Frontiers of Science
Frontiers of Science is a series of prestigious international meetings for outstanding early career scientists, organised by the Royal Society in conjunction with national academies and scientific organisations around the world.
To date, meetings have been held with:
- United States (2004) in partnership with the National Academy of Sciences (NAS)
- Germany (2006, 2008 and 2011) in partnership with the Alexander von Humboldt Foundation
- Visegraad group of Academies (2007)
- India (2008) in partnership with the Indian National Science Academy
- Japan (2008) in partnership with the Japanese Society for the Promotion of Science
- Hong Kong (2008 and 2011) in partnership with the Croucher Foundation
- China and the Netherlands (2009) in partnership with the Chinese Academy of Sciences and the Royal Netherlands Academy of Arts and Sciences
- Brazil (2010) in partnership with FAPESP, the State of São Paulo Research Council
- Australia (2010) in partnership with the Australian Academy of Science
- Russia (2013) in partnership with the Academy of Sciences of the Republic of Tartarstan and Russian Academy of Sciences
Frontiers of Science meetings bring together future leaders in science in all disciplines to forge new and innovative links with their counterparts from different countries, and to explore opportunities for international and cross-disciplinary collaboration.
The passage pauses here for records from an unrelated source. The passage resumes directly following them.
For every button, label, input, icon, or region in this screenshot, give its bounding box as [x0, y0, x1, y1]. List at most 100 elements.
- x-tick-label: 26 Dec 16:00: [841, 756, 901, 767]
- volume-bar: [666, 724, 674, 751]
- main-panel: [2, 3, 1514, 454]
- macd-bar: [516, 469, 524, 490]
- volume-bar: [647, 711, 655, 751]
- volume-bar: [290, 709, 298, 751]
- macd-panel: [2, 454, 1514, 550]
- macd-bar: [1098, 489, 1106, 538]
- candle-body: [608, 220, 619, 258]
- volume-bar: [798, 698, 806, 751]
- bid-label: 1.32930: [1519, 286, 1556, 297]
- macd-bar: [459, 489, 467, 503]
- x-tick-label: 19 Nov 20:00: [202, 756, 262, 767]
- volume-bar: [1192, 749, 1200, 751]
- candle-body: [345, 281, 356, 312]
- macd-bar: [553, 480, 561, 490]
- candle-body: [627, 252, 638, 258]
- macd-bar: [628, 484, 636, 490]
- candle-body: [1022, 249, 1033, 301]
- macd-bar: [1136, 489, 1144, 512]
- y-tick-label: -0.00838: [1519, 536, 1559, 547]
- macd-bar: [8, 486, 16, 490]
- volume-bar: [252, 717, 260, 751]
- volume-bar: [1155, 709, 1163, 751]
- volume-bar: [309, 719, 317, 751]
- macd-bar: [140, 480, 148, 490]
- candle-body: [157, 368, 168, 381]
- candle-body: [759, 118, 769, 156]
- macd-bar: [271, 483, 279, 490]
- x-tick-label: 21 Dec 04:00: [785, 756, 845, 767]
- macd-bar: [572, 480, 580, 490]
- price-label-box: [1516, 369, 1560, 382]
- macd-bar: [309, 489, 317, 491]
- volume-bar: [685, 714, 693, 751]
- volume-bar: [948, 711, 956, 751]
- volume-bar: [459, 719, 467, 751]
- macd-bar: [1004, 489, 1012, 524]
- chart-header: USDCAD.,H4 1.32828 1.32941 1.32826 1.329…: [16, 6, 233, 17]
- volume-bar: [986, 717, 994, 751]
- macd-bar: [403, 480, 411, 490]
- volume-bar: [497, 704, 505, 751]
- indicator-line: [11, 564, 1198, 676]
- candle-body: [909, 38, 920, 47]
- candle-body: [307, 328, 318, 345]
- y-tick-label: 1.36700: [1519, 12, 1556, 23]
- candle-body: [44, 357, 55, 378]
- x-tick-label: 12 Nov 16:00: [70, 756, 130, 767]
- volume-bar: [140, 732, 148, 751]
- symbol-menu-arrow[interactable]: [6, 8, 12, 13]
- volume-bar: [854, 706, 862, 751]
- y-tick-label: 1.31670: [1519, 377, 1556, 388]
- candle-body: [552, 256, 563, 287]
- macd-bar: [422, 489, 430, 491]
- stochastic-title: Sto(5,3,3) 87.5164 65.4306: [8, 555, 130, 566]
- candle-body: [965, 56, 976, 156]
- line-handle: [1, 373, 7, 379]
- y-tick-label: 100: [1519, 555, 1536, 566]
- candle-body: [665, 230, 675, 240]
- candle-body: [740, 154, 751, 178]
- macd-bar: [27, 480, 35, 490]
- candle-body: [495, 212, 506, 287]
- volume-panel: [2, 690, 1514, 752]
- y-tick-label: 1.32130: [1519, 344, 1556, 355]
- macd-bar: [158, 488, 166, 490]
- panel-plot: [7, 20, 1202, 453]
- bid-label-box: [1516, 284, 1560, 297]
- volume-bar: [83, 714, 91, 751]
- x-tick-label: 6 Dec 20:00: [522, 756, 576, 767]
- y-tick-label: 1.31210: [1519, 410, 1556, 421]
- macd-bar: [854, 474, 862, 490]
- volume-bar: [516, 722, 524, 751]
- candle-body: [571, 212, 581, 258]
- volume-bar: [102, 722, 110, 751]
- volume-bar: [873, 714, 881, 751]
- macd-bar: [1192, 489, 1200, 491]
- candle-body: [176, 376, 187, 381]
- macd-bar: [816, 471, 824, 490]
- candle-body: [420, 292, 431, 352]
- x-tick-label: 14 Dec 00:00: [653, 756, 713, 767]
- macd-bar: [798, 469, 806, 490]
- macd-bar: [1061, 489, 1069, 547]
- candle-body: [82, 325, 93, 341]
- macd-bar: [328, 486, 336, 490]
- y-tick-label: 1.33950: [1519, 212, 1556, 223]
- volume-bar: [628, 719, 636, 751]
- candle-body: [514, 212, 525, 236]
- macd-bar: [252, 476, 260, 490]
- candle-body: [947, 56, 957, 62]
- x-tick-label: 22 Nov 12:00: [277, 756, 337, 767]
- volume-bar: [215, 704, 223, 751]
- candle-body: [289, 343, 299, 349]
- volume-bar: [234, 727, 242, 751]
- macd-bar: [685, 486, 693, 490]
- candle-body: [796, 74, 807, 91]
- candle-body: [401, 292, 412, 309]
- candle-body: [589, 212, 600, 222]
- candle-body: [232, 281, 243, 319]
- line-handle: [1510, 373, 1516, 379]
Participants are encouraged to present and discuss the most pressing or stimulating research questions at the frontiers of their field, and to identify new and emerging scientific challenges on the horizon of current knowledge. The meetings usually involve around eight sessions, spread over three or four days, and their content is devised by a mixed team of scientists from the participating countries.
We are currently organising a Frontiers of Science meeting in partnership with the Chinese Academy of Sciences in May 2013.
The Frontiers of Science programme was originally conceived by American geophysicist Frank Press, who was President of the US National Academies of Science from 1981 to 1993. Since then, 8 of the US Frontiers alumni have won Nobel prizes and the format has been adopted around the world.
Notable alumni from the Royal Society’s Frontiers programme include 2010 Nobel Laureate Dr Konstantin Novoselov, and Professor Angela McLean FRS, Co-director of the Institute for Emerging Infections at Oxford University.